I think the really important lesson here is that while RA causes a lot of physical symptoms, it can cause mental anguish, as well. We would do well to take a holistic approach, especially considering that mental distress can contribute to increased disease activity.
We would also do well to remember that RA doesn’t just effect the patient, but the patient’s family and friends, as well. Caregivers often go unrecognized, and they can be faced with significant physical and psychological burdens as a result (Gettings 2010).
Whether you’re the person suffering from RA or the caregiver of someone with RA, you’re never as alone as you feel. And if you don’t feel you have in-person support, there are always people in the online community that have been where you are.

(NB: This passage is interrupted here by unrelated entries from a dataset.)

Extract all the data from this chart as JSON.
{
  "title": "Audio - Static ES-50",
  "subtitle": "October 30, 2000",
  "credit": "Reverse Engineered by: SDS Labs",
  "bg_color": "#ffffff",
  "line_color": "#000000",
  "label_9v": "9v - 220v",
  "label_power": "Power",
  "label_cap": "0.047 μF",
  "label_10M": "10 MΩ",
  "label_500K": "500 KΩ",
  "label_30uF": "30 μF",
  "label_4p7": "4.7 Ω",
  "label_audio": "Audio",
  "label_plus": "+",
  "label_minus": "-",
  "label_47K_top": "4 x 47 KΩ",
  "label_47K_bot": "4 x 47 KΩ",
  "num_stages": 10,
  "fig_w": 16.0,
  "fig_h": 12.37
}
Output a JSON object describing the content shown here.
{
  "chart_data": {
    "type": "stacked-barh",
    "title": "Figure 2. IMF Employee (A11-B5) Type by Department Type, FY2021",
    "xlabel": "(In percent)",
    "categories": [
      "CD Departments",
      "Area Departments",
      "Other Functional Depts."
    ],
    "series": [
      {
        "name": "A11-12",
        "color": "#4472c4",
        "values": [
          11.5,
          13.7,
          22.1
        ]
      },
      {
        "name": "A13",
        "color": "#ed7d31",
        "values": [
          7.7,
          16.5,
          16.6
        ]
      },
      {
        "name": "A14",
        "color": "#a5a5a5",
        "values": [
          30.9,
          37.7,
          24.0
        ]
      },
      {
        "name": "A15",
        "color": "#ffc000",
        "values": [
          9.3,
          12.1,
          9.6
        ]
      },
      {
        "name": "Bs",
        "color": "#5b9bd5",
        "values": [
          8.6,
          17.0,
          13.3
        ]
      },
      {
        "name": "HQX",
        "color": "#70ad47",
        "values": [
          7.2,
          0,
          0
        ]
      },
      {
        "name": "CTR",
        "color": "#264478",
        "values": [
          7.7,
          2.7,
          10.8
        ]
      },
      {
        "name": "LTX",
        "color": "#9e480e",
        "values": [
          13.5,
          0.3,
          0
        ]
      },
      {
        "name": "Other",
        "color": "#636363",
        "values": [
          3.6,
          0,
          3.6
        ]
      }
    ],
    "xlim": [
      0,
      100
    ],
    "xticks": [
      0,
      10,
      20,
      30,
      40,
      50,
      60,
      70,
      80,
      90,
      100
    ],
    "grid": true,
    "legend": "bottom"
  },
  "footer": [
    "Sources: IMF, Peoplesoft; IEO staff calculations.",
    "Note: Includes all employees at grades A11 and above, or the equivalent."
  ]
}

If you or your loved one has thoughts of suicide, there is always help. Contact the National Suicide Prevention Lifeline at 1-800-273-8255.
Gettings, Lynda. 2010. “Psychological Well-Being in Rheumatoid Arthritis: A Review of the Literature.” Musculoskeletal Care 8 (2010): 99-106.
Hewlett, S., T. Sanderson, J. May, R. Alten, C. Bingham, M. Cross, L. March, C. Pohl, T. Woodworth, and S. Bartlett. 2012. “’I’m Hurting, I Want to Kill Myself’: Rheumatoid Arthritis Flare is More Than a High Joint Count – An International Patient Perspective on Flare Where Medical Help is Sought.” Rheumatology 2012 (51): 69-76.
Timonen, M., K. Viilo, H. Hakko, T. Sarkioja, M. Ylikulju, V. Meyer-Rochow, E. Vaisanen, and P. Rasanen. 2003. “Suicides in Persons Suffering From Rheumatoid Arthritis.” Rheumatology 2003 (42): 287-291.